Open akamaus opened 6 years ago

akamaus commented 6 years ago

Currently optimization process is a fully-automatic blackbox. I mean, you call fmin.bayes_optimization with appropriate arguments, wait for some time and get the answers together with various running stats, like points tried, incumbents and so on. By the time you get the results, optimizer internal state is gone, so various interesting stuff like acquisition function behavior can't be analyzed.

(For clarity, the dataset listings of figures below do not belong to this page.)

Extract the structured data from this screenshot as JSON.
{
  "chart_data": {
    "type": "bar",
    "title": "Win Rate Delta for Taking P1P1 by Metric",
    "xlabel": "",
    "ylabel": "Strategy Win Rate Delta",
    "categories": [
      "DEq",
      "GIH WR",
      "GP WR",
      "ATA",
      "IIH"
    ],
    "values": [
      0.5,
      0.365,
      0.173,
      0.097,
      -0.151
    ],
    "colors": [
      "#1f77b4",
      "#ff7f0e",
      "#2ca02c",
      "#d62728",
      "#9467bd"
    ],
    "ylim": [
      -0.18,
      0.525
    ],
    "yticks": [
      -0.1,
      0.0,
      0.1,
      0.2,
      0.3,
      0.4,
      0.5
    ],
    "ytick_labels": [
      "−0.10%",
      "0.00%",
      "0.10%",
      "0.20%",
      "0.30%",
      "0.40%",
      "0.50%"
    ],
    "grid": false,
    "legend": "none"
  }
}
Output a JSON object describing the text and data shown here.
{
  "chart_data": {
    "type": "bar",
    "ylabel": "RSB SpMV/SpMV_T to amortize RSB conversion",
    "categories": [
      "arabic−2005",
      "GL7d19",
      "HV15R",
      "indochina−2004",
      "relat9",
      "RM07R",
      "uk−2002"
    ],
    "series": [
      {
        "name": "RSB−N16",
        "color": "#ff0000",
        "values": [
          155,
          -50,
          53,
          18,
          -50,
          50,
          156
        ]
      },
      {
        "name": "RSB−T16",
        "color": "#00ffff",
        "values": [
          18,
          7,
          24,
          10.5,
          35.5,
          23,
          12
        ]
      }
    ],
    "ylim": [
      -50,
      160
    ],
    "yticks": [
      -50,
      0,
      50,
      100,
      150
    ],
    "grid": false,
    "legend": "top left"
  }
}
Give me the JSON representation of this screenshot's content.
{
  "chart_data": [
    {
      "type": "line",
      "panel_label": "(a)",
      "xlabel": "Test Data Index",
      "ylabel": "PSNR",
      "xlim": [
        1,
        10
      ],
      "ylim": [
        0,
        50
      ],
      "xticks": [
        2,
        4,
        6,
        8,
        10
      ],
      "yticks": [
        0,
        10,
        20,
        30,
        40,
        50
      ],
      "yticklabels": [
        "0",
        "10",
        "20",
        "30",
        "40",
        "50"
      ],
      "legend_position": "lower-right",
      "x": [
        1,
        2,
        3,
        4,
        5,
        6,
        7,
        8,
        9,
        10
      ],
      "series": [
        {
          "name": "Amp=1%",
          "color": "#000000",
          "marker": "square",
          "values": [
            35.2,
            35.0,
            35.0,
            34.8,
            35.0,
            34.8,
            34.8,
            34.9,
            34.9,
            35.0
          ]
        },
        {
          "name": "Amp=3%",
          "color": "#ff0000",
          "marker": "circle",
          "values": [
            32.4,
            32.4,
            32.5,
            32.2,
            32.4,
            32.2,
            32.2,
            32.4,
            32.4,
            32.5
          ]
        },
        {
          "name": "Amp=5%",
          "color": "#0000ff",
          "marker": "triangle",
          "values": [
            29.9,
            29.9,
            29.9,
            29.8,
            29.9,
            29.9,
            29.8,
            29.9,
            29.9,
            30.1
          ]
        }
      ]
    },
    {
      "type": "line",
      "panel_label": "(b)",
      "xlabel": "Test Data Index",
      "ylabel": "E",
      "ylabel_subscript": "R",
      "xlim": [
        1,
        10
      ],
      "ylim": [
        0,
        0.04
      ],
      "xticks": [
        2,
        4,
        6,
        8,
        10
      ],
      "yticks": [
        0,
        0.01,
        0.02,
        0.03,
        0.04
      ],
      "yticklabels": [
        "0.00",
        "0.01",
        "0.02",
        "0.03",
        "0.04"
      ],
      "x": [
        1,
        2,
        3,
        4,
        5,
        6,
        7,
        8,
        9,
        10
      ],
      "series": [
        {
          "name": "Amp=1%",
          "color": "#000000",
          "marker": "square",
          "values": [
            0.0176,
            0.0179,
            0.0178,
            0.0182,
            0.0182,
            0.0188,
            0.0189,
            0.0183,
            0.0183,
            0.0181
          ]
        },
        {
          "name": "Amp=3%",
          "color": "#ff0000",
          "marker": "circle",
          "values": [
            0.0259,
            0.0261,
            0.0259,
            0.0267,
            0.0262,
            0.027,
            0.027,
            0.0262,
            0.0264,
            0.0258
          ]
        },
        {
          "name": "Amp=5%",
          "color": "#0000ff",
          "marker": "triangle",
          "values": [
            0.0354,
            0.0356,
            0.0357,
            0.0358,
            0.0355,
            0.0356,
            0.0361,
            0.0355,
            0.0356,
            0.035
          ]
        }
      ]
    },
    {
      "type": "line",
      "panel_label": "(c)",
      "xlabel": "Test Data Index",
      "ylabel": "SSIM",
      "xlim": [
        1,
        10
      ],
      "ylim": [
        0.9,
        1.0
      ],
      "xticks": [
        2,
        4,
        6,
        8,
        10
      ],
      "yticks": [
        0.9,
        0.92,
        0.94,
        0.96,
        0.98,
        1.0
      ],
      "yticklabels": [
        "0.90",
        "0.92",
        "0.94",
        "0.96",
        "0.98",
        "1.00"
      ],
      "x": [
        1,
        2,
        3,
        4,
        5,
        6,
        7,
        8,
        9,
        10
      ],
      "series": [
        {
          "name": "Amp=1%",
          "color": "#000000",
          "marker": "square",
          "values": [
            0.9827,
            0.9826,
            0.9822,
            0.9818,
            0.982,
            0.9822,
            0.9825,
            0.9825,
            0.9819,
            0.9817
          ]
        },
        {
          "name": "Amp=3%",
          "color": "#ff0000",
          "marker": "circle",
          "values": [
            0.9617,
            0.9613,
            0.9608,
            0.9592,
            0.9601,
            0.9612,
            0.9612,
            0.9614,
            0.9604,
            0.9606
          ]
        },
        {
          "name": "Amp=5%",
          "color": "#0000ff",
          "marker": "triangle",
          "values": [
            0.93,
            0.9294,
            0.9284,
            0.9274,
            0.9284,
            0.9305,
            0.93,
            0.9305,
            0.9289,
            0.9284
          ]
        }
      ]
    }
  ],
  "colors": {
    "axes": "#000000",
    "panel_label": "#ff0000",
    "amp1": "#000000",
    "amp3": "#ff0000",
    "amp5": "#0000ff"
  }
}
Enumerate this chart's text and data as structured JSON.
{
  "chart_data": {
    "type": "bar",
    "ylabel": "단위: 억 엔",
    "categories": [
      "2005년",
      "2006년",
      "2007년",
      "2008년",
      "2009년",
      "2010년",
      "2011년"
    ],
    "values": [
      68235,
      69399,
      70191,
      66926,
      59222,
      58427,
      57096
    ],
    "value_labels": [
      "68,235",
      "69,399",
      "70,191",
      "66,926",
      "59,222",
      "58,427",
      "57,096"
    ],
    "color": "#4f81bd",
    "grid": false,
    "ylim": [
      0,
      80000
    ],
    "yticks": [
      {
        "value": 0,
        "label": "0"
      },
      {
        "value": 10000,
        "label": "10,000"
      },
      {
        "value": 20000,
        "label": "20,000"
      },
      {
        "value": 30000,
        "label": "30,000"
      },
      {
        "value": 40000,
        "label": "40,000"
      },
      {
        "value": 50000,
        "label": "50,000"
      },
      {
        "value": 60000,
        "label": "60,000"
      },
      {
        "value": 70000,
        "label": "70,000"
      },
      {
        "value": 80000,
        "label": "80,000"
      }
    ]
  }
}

What do you think about giving the option for client code to control optimization loop? For example, splitting BaseSolver.run into BaseSolver.start and BaseSolver.step, so interested users could write

opt.start()
for k in range(num_iters):
   opt.step()
   <some visualization code>
aaronkl commented 6 years ago

Hi, good point. You can already do that by instantiating the robo.solver.BayesianOptimization class and call the choose_next() function: For example:


bo = robo.solver.BayesianOptimization(model, acquisition, lower, upper, objective,..)
X=None
Y=None
for k in range(num_iters):
      x_next = bo.chose_next(X, Y)
      # evaluate x_next and update X, Y
akamaus commented 6 years ago

Right now I call bo.run(n_init+1, bo.X, bo.y) and analyse state in between. Still it requires quite a lot of lines to setup (I basically had to replicate fmin.bayesian_optimisation guts).

aaronkl commented 6 years ago

Unfortunately yes. We are right now working on a new package that is more flexible than RoBO but contains the same functionality. We are planning it to release it in the next weeks.

tzoiker commented 5 years ago

@aaronkl Hello! What is the package name, was it already released?